A new strategy for Cas protein recognition based on graph neural networks and SMILES encoding.
Journal:
Scientific reports
PMID:
40307455
Abstract
The CRISPR-Cas system, an adaptive immune mechanism found in bacteria and archaea, has evolved into a promising genomic editing tool, with various types of Cas proteins playing a crucial role. In this study, we developed a set of strategies for mining and identifying Cas1 proteins. Firstly, we analyzed the characteristic differences of 14 types of Cas proteins in the protein large language model embedding space in detail; then converted proteins into the Simplified Molecular Input Line Entry System (SMILES) format, thereby constructing graph data representing atom and bond features. Next, based on the characteristic differences of different Cas proteins, we designed and trained an ensemble model composed of two Directed Message Passing Neural Network (DMPNN) models for high-precision identification of Cas1 proteins.

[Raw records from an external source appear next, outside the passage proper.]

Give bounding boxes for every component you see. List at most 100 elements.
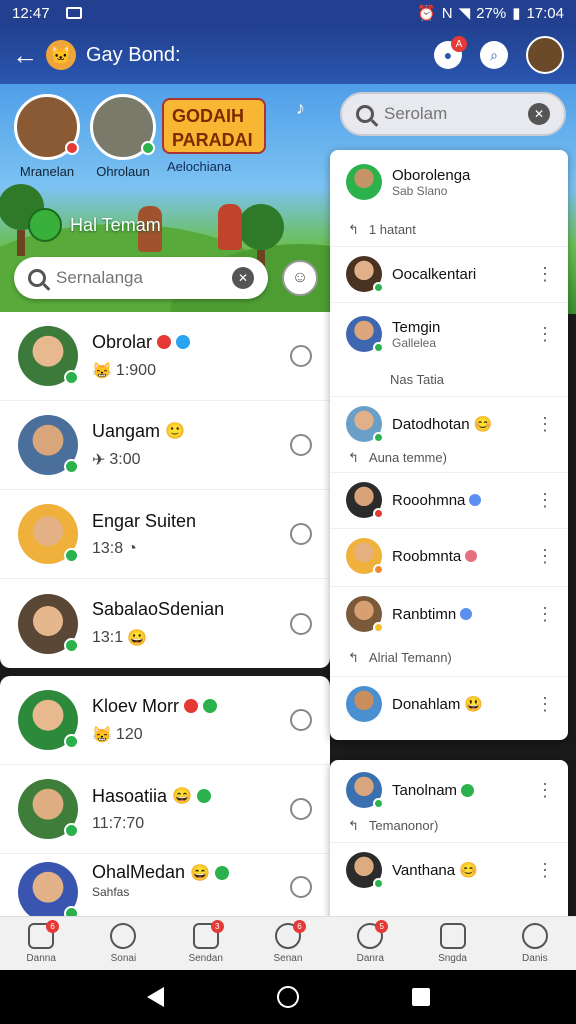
contact-name: Vanthana 😊 xyxy=(392,861,478,880)
back-arrow-icon[interactable]: ← xyxy=(12,40,38,71)
system-recents-icon[interactable] xyxy=(411,988,430,1006)
chat-name: Engar Suiten xyxy=(92,510,197,531)
notifications-button[interactable]: ● A xyxy=(434,36,467,69)
clear-search-icon[interactable]: ✕ xyxy=(528,103,550,125)
panel-note: ↰ Temanonor) xyxy=(348,818,439,833)
more-options-icon[interactable]: ⋮ xyxy=(536,265,554,283)
panel-search-bar[interactable]: ✕ xyxy=(340,92,566,136)
panel-contact-row[interactable]: Vanthana 😊 ⋮ xyxy=(330,852,568,889)
system-navigation-bar xyxy=(0,970,576,1024)
grin-emoji-icon: 😄 xyxy=(172,788,192,805)
more-options-icon[interactable]: ⋮ xyxy=(536,781,554,799)
reply-icon: ↰ xyxy=(348,650,359,665)
panel-contact-row[interactable]: Tanolnam ⋮ xyxy=(330,772,568,809)
chat-avatar xyxy=(18,779,79,839)
search-bar[interactable]: ✕ xyxy=(14,257,268,299)
nav-item-home[interactable]: 6 Danna xyxy=(0,917,82,970)
chat-row[interactable]: Engar Suiten 13:8 ◔ xyxy=(0,490,330,579)
select-radio[interactable] xyxy=(290,612,312,635)
nav-item-search[interactable]: 6 Senan xyxy=(247,917,329,970)
character-figure xyxy=(218,204,242,250)
more-options-icon[interactable]: ⋮ xyxy=(536,605,554,623)
contact-avatar xyxy=(346,256,384,293)
divider xyxy=(330,842,568,843)
panel-contact-row[interactable]: Temgin Gallelea ⋮ xyxy=(330,316,568,353)
page-title: Gay Bond: xyxy=(86,43,181,66)
message-icon xyxy=(65,7,82,19)
contact-name: Datodhotan 😊 xyxy=(392,415,493,434)
nav-item-explore[interactable]: Sonai xyxy=(82,917,164,970)
nav-item-chat[interactable]: 5 Danra xyxy=(329,917,411,970)
search-icon xyxy=(28,269,46,287)
chat-row[interactable]: Uangam 🙂 ✈ 3:00 xyxy=(0,401,330,490)
more-options-icon[interactable]: ⋮ xyxy=(536,695,554,713)
chat-meta: 13:1 xyxy=(92,629,124,646)
nav-item-saved[interactable]: Sngda xyxy=(411,917,493,970)
panel-search-input[interactable] xyxy=(384,104,518,124)
select-radio[interactable] xyxy=(290,434,312,456)
chat-meta: 13:8 xyxy=(92,539,124,557)
panel-contact-row[interactable]: Roobmnta ⋮ xyxy=(330,538,568,575)
more-options-icon[interactable]: ⋮ xyxy=(536,547,554,565)
select-radio[interactable] xyxy=(290,709,312,731)
select-radio[interactable] xyxy=(290,876,312,898)
chat-avatar xyxy=(18,690,79,750)
story-avatar xyxy=(14,94,80,160)
story-item[interactable]: Ohrolaun xyxy=(90,94,156,179)
divider xyxy=(330,528,568,529)
contact-avatar xyxy=(346,772,384,809)
notification-badge: A xyxy=(451,36,467,52)
chat-row[interactable]: Kloev Morr 😸 120 xyxy=(0,676,330,765)
nav-item-profile[interactable]: Danis xyxy=(494,917,576,970)
more-options-icon[interactable]: ⋮ xyxy=(536,861,554,879)
music-note-icon: ♪ xyxy=(296,98,305,118)
bookmark-icon xyxy=(439,923,466,949)
panel-contact-row[interactable]: Rooohmna ⋮ xyxy=(330,482,568,519)
nav-item-send[interactable]: 3 Sendan xyxy=(165,917,247,970)
status-bar: 12:47 ⏰ N ◥ 27% ▮ 17:04 xyxy=(0,0,576,26)
filter-button[interactable]: ☺ xyxy=(282,260,318,296)
select-radio[interactable] xyxy=(290,798,312,820)
system-home-icon[interactable] xyxy=(276,986,299,1008)
chat-bubble-icon: 5 xyxy=(357,920,389,949)
chat-meta: 1:900 xyxy=(115,361,156,379)
select-radio[interactable] xyxy=(290,345,312,367)
smile-emoji-icon: 😊 xyxy=(473,416,493,433)
more-options-icon[interactable]: ⋮ xyxy=(536,415,554,433)
wifi-icon: ◥ xyxy=(458,5,471,22)
panel-contact-row[interactable]: Oborolenga Sab Slano xyxy=(330,164,568,200)
system-back-icon[interactable] xyxy=(146,987,164,1007)
clear-search-icon[interactable]: ✕ xyxy=(232,267,254,289)
promo-banner[interactable]: GODAIH PARADAI xyxy=(162,98,266,154)
more-options-icon[interactable]: ⋮ xyxy=(536,491,554,509)
smile-emoji-icon: 😊 xyxy=(459,862,478,879)
profile-avatar[interactable] xyxy=(526,36,564,74)
app-logo-icon: 🐱 xyxy=(46,40,76,70)
reply-icon: ↰ xyxy=(348,818,359,833)
more-options-icon[interactable]: ⋮ xyxy=(536,325,554,343)
panel-contact-row[interactable]: Donahlam 😃 ⋮ xyxy=(330,686,568,722)
nfc-icon: N xyxy=(441,4,453,22)
panel-contact-row[interactable]: Datodhotan 😊 ⋮ xyxy=(330,406,568,443)
contact-name: Oocalkentari xyxy=(392,265,477,283)
friend-tag[interactable]: Hal Temam xyxy=(28,208,161,242)
panel-contact-row[interactable]: Ranbtimn ⋮ xyxy=(330,596,568,633)
contact-name: Donahlam 😃 xyxy=(392,695,484,714)
panel-note: ↰ Auna temme) xyxy=(348,450,447,465)
search-input[interactable] xyxy=(56,268,222,288)
divider xyxy=(330,586,568,587)
chat-list: Obrolar 😸 1:900 Uangam 🙂 ✈ 3:00 Engar Suite… xyxy=(0,312,330,668)
search-people-button[interactable]: ⌕ xyxy=(480,41,508,69)
chat-row[interactable]: OhalMedan 😄 Sahfas xyxy=(0,854,330,922)
status-badge xyxy=(176,335,191,349)
contact-avatar xyxy=(346,164,382,200)
panel-note: ↰ Alrial Temann) xyxy=(348,650,452,665)
reply-icon: ↰ xyxy=(348,450,359,465)
panel-contact-row[interactable]: Oocalkentari ⋮ xyxy=(330,256,568,293)
story-item[interactable]: Mranelan xyxy=(14,94,80,179)
chat-row[interactable]: SabalaoSdenian 13:1 😀 xyxy=(0,579,330,668)
chat-row[interactable]: Hasoatiia 😄 11:7:70 xyxy=(0,765,330,854)
chat-row[interactable]: Obrolar 😸 1:900 xyxy=(0,312,330,401)
select-radio[interactable] xyxy=(290,523,312,545)
chat-avatar xyxy=(18,862,79,922)
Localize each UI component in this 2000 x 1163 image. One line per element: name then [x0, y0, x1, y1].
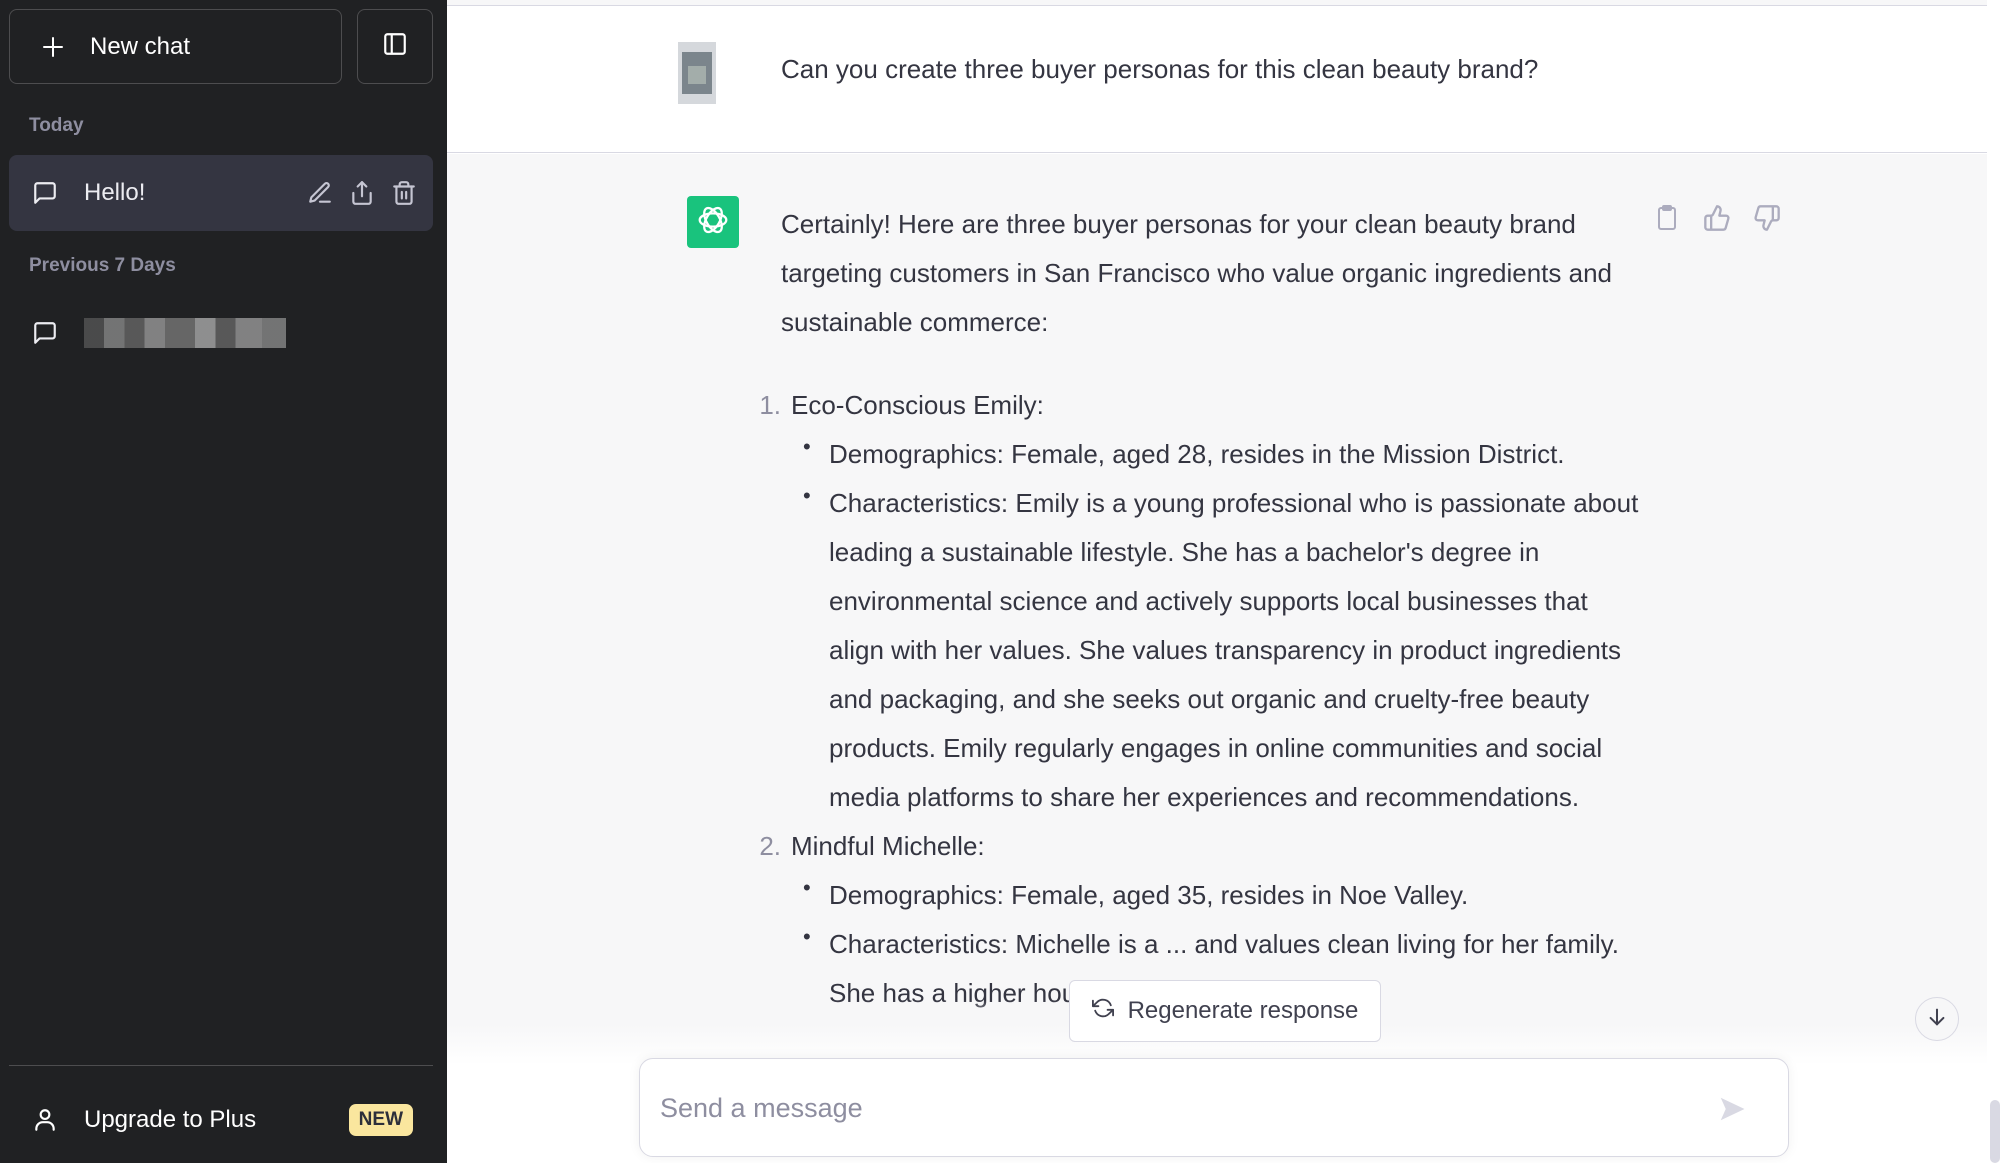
user-avatar: [678, 42, 716, 104]
regenerate-label: Regenerate response: [1127, 997, 1359, 1024]
persona-point: Characteristics: Emily is a young profes…: [791, 471, 1641, 822]
thumbs-up-icon[interactable]: [1703, 202, 1731, 234]
plus-icon: [36, 35, 70, 59]
user-message-text: Can you create three buyer personas for …: [781, 54, 1539, 84]
scrollbar-thumb[interactable]: [1990, 1100, 2000, 1163]
share-icon[interactable]: [347, 178, 377, 208]
persona-name: Eco-Conscious Emily:: [791, 390, 1044, 420]
sidebar-divider: [9, 1065, 433, 1066]
thumbs-down-icon[interactable]: [1753, 202, 1781, 234]
persona-point: Demographics: Female, aged 35, resides i…: [791, 863, 1641, 920]
assistant-message-content: Certainly! Here are three buyer personas…: [759, 200, 1641, 1018]
persona-list: 1. Eco-Conscious Emily: Demographics: Fe…: [747, 381, 1641, 1018]
upgrade-to-plus-button[interactable]: Upgrade to Plus NEW: [9, 1083, 433, 1157]
message-composer: [639, 1058, 1789, 1157]
upgrade-label: Upgrade to Plus: [84, 1106, 257, 1133]
chat-bubble-icon: [30, 318, 60, 348]
chat-item-previous[interactable]: [9, 295, 433, 371]
message-actions: [1653, 202, 1781, 234]
section-label-today: Today: [29, 115, 84, 136]
toggle-sidebar-button[interactable]: [357, 9, 433, 84]
new-chat-label: New chat: [90, 32, 191, 60]
chat-item-hello[interactable]: Hello!: [9, 155, 433, 231]
message-input[interactable]: [660, 1087, 1660, 1129]
scroll-to-bottom-button[interactable]: [1915, 997, 1959, 1041]
blurred-chat-title: [84, 318, 286, 348]
edit-icon[interactable]: [305, 178, 335, 208]
sidebar: New chat Today Hello! Previous 7 Days Up…: [0, 0, 447, 1163]
scrollbar: [1987, 0, 2000, 1163]
persona-number: 1.: [759, 390, 781, 420]
delete-icon[interactable]: [389, 178, 419, 208]
assistant-avatar: [687, 196, 739, 248]
persona-item: 1. Eco-Conscious Emily: Demographics: Fe…: [747, 381, 1641, 822]
regenerate-response-button[interactable]: Regenerate response: [1069, 980, 1381, 1042]
persona-number: 2.: [759, 831, 781, 861]
chat-main: Can you create three buyer personas for …: [447, 0, 2000, 1163]
new-badge: NEW: [348, 1104, 413, 1136]
user-message: Can you create three buyer personas for …: [447, 6, 1987, 153]
copy-icon[interactable]: [1653, 202, 1681, 234]
new-chat-button[interactable]: New chat: [9, 9, 342, 84]
refresh-icon: [1091, 997, 1114, 1026]
arrow-down-icon: [1926, 1006, 1948, 1033]
chat-item-title: Hello!: [84, 179, 146, 206]
user-icon: [30, 1107, 60, 1133]
send-icon[interactable]: [1716, 1093, 1748, 1125]
assistant-intro: Certainly! Here are three buyer personas…: [781, 209, 1613, 337]
openai-logo-icon: [694, 201, 732, 244]
sidebar-panel-icon: [382, 31, 408, 62]
persona-name: Mindful Michelle:: [791, 831, 985, 861]
persona-point: Demographics: Female, aged 28, resides i…: [791, 422, 1641, 479]
chat-bubble-icon: [30, 178, 60, 208]
section-label-previous-7-days: Previous 7 Days: [29, 255, 176, 276]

This ensemble model performed excellently on both training data and newly designed datasets. The comparison of this method with other methods, such as CRISPRCasFinder, has demonstrated its effectiveness. Finally, the ensemble model was successfully employed to identify potential Cas1 proteins in the Ensemble database, further highlighting its robustness and practicality. The strategies and models from this research may potentially be extended to other types of Cas proteins, though this would require further investigation and validation. Moreover, our work highlights SMILES encoding as a versatile tool for studying biological macromolecules, enabling efficient structural representation and advanced computational applications in protein research and beyond.